このロジックが、おそらくルワンダ・ジェノサイドの際の安全保障理事会でも繰り返されたのだと思いますよ。曰く、本件については調査中で、そういうgenocideかどうかわからない。「現状では」genocideとは言い難い……
コメント欄でも紹介したhttp://www.cgs.c.u-tokyo.ac.jp/ws/sympo_040905.htmのpdfでも示されているように、そのようなロジックで関東大震災の事件をジェノサイドだと国家が認めないことで、80年という長い間において遺族救済がなされなかったのならば、それは結局ジェノサイド認定の議論が空転したことで虐殺が放置されたのと全く同じ状況にあると言えます。

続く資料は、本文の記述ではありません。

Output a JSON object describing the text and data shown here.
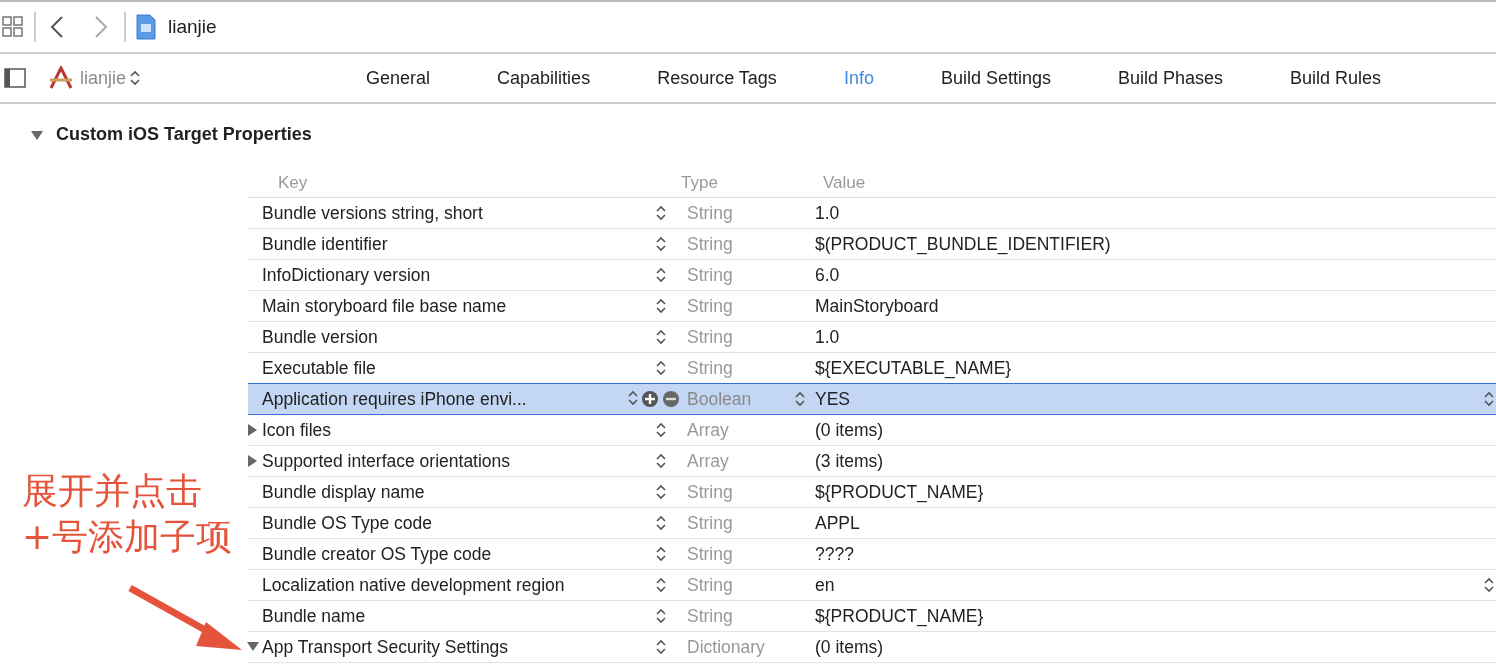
{
  "toolbar": {
    "file_name": "lianjie"
  },
  "target_bar": {
    "target": "lianjie",
    "tabs": [
      {
        "label": "General",
        "selected": false
      },
      {
        "label": "Capabilities",
        "selected": false
      },
      {
        "label": "Resource Tags",
        "selected": false
      },
      {
        "label": "Info",
        "selected": true
      },
      {
        "label": "Build Settings",
        "selected": false
      },
      {
        "label": "Build Phases",
        "selected": false
      },
      {
        "label": "Build Rules",
        "selected": false
      }
    ]
  },
  "section": {
    "title": "Custom iOS Target Properties",
    "expanded": true,
    "columns": [
      "Key",
      "Type",
      "Value"
    ],
    "rows": [
      {
        "key": "Bundle versions string, short",
        "type": "String",
        "value": "1.0",
        "kind": "leaf",
        "selected": false,
        "value_stepper": false
      },
      {
        "key": "Bundle identifier",
        "type": "String",
        "value": "$(PRODUCT_BUNDLE_IDENTIFIER)",
        "kind": "leaf",
        "selected": false,
        "value_stepper": false
      },
      {
        "key": "InfoDictionary version",
        "type": "String",
        "value": "6.0",
        "kind": "leaf",
        "selected": false,
        "value_stepper": false
      },
      {
        "key": "Main storyboard file base name",
        "type": "String",
        "value": "MainStoryboard",
        "kind": "leaf",
        "selected": false,
        "value_stepper": false
      },
      {
        "key": "Bundle version",
        "type": "String",
        "value": "1.0",
        "kind": "leaf",
        "selected": false,
        "value_stepper": false
      },
      {
        "key": "Executable file",
        "type": "String",
        "value": "${EXECUTABLE_NAME}",
        "kind": "leaf",
        "selected": false,
        "value_stepper": false
      },
      {
        "key": "Application requires iPhone envi...",
        "type": "Boolean",
        "value": "YES",
        "kind": "leaf",
        "selected": true,
        "value_stepper": true
      },
      {
        "key": "Icon files",
        "type": "Array",
        "value": "(0 items)",
        "kind": "group",
        "expanded": false,
        "selected": false,
        "value_stepper": false
      },
      {
        "key": "Supported interface orientations",
        "type": "Array",
        "value": "(3 items)",
        "kind": "group",
        "expanded": false,
        "selected": false,
        "value_stepper": false
      },
      {
        "key": "Bundle display name",
        "type": "String",
        "value": "${PRODUCT_NAME}",
        "kind": "leaf",
        "selected": false,
        "value_stepper": false
      },
      {
        "key": "Bundle OS Type code",
        "type": "String",
        "value": "APPL",
        "kind": "leaf",
        "selected": false,
        "value_stepper": false
      },
      {
        "key": "Bundle creator OS Type code",
        "type": "String",
        "value": "????",
        "kind": "leaf",
        "selected": false,
        "value_stepper": false
      },
      {
        "key": "Localization native development region",
        "type": "String",
        "value": "en",
        "kind": "leaf",
        "selected": false,
        "value_stepper": true
      },
      {
        "key": "Bundle name",
        "type": "String",
        "value": "${PRODUCT_NAME}",
        "kind": "leaf",
        "selected": false,
        "value_stepper": false
      },
      {
        "key": "App Transport Security Settings",
        "type": "Dictionary",
        "value": "(0 items)",
        "kind": "group",
        "expanded": true,
        "selected": false,
        "value_stepper": false
      }
    ]
  },
  "annotation": {
    "lines": [
      "展开并点击",
      "+号添加子项"
    ]
  }
}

今、放置されている虐殺は止めなければいけない。それは全くその通りです。そして、それと全く同じ論理で、今、放置されている朝鮮人虐殺事件の遺族達の救済もなされなければいけない、という議論も成り立ちうるはずです。なのに、finalventさんの議論では、なぜ一方においては「ジェノサイド事件」に対するコミットメントが要求され、他方においては「ジェノサイド事件」かどうか事実関係において保留されなければならないのか理解できません。今現在、ダルフールで虐殺されている人々がいるのと同様に、今現在、犠牲者の追悼もままならない遺族がいます。分かっているとは思いますが、これは前者は後者よりも切迫した問題である、という次元で議論されるべきではありません。これらは「どちらも」切迫しているのです。
やはり、関東大震災朝鮮人虐殺は「日本人」の問題になるからでしょうか。とすれば、ダルフールあるいはルワンダの虐殺に関しても、「日本人」としてのダルフール事件ルワンダ事件への関わり方、という視点で語られなければ釣り合いが取れない。でも、そうではないような気がします。finalventさんは、なんというか、今あそこで虐殺が起きているのだから、それはなんとしてでも止めなければいけないだろ、という「問答無用のヒューマニズム」のような視点で語っているような気がします。それ自体は僕も共感するところです。少なくとも、「だるふーるのもんだいも、けっきょくはにほんのこくえきをかんがえるべきだ」云々といった、自称「現実主義者」よりは何100倍もマシ。
逆に言えば、そういった「問答無用のヒューマニズム」の視点が、関東大震災の話になると急に「日本人」の視点になってしまう。そこはやはり矛盾というか、論理の一貫性が問われても仕方が無いところなのかなあという気がします。